Saudi Aramco CEO Amin Nasser told Reuters that even if normal shipping routes are restored, global supply chains and inventories will need time to rebalance, meaning the effects of the disruption will not disappear immediately.

Despite the turbulence in global energy flows, Saudi Aramco posted strong financial results, reporting a 25% year-on-year rise in first-quarter net profit to $32.5 billion for the period ending March 31. The performance came in above analyst expectations, supported by higher crude prices and increased sales of oil, refined products, and chemicals.

Revenue rose nearly 7% to $115.49 billion, reflecting both stronger pricing and solid demand across energy markets.

The company said it has relied heavily on its East–West pipeline system, which has been operating at full capacity of about 7 million barrels per day, helping to offset reduced reliance on maritime routes through the Strait of Hormuz.
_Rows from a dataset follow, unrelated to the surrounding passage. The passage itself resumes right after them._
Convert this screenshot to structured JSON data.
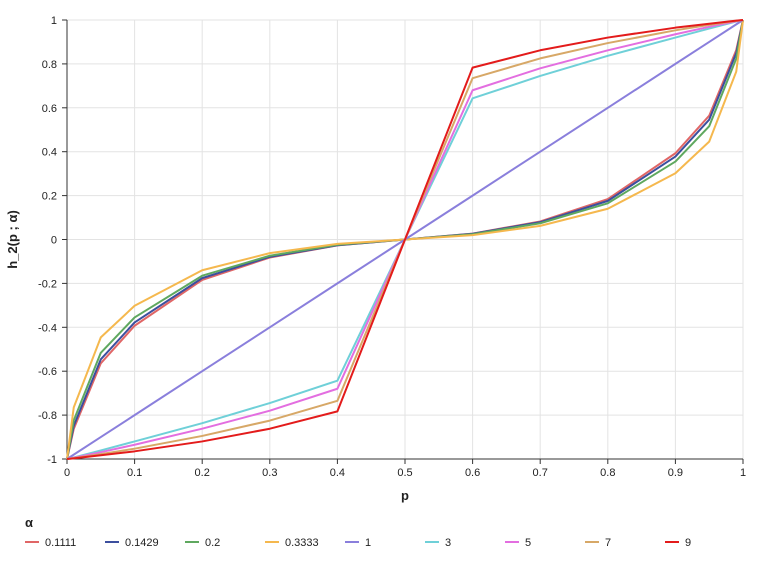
{
  "chart_data": {
    "type": "line",
    "title": "",
    "xlabel": "p",
    "ylabel": "h_2(p ; α)",
    "xlim": [
      0,
      1
    ],
    "ylim": [
      -1,
      1
    ],
    "x_ticks": [
      "0",
      "0.1",
      "0.2",
      "0.3",
      "0.4",
      "0.5",
      "0.6",
      "0.7",
      "0.8",
      "0.9",
      "1"
    ],
    "y_ticks": [
      "-1",
      "-0.8",
      "-0.6",
      "-0.4",
      "-0.2",
      "0",
      "0.2",
      "0.4",
      "0.6",
      "0.8",
      "1"
    ],
    "grid": true,
    "legend_title": "α",
    "legend_position": "bottom",
    "x": [
      0,
      0.01,
      0.05,
      0.1,
      0.2,
      0.3,
      0.4,
      0.5,
      0.6,
      0.7,
      0.8,
      0.9,
      0.95,
      0.99,
      1
    ],
    "series": [
      {
        "name": "0.1111",
        "color": "#e06666",
        "values": [
          -1,
          -0.863,
          -0.564,
          -0.393,
          -0.184,
          -0.082,
          -0.027,
          0,
          0.027,
          0.082,
          0.184,
          0.393,
          0.564,
          0.863,
          1
        ]
      },
      {
        "name": "0.1429",
        "color": "#3c4f9e",
        "values": [
          -1,
          -0.849,
          -0.546,
          -0.378,
          -0.176,
          -0.079,
          -0.026,
          0,
          0.026,
          0.079,
          0.176,
          0.378,
          0.546,
          0.849,
          1
        ]
      },
      {
        "name": "0.2",
        "color": "#5fa85f",
        "values": [
          -1,
          -0.824,
          -0.516,
          -0.355,
          -0.165,
          -0.074,
          -0.024,
          0,
          0.024,
          0.074,
          0.165,
          0.355,
          0.516,
          0.824,
          1
        ]
      },
      {
        "name": "0.3333",
        "color": "#f5b84e",
        "values": [
          -1,
          -0.765,
          -0.446,
          -0.302,
          -0.14,
          -0.062,
          -0.02,
          0,
          0.02,
          0.062,
          0.14,
          0.302,
          0.446,
          0.765,
          1
        ]
      },
      {
        "name": "1",
        "color": "#8a7fdc",
        "values": [
          -1,
          -0.98,
          -0.9,
          -0.8,
          -0.6,
          -0.4,
          -0.2,
          0,
          0.2,
          0.4,
          0.6,
          0.8,
          0.9,
          0.98,
          1
        ]
      },
      {
        "name": "3",
        "color": "#6fd0d8",
        "values": [
          -1,
          -0.993,
          -0.961,
          -0.92,
          -0.837,
          -0.745,
          -0.643,
          0,
          0.643,
          0.745,
          0.837,
          0.92,
          0.961,
          0.993,
          1
        ]
      },
      {
        "name": "5",
        "color": "#e36ee0",
        "values": [
          -1,
          -0.994,
          -0.969,
          -0.935,
          -0.862,
          -0.78,
          -0.68,
          0,
          0.68,
          0.78,
          0.862,
          0.935,
          0.969,
          0.994,
          1
        ]
      },
      {
        "name": "7",
        "color": "#d7a867",
        "values": [
          -1,
          -0.996,
          -0.978,
          -0.953,
          -0.895,
          -0.825,
          -0.735,
          0,
          0.735,
          0.825,
          0.895,
          0.953,
          0.978,
          0.996,
          1
        ]
      },
      {
        "name": "9",
        "color": "#e31b1b",
        "values": [
          -1,
          -0.997,
          -0.983,
          -0.965,
          -0.92,
          -0.862,
          -0.783,
          0,
          0.783,
          0.862,
          0.92,
          0.965,
          0.983,
          0.997,
          1
        ]
      }
    ]
  }
}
Of this capacity, around 2 million barrels per day are directed to domestic refineries on Saudi Arabia’s west coast, while the remainder is exported via alternative routes, including the Red Sea terminal at Yanbu.

Nasser described the pipeline system as a critical safeguard during the disruption, stressing that maintaining reliable global energy supply is essential even under extreme geopolitical pressure.

The Strait of Hormuz, historically responsible for transporting about one-fifth of global oil trade, has seen significantly reduced flows due to escalating regional tensions, forcing producers to reroute exports and adjust logistics on a large scale.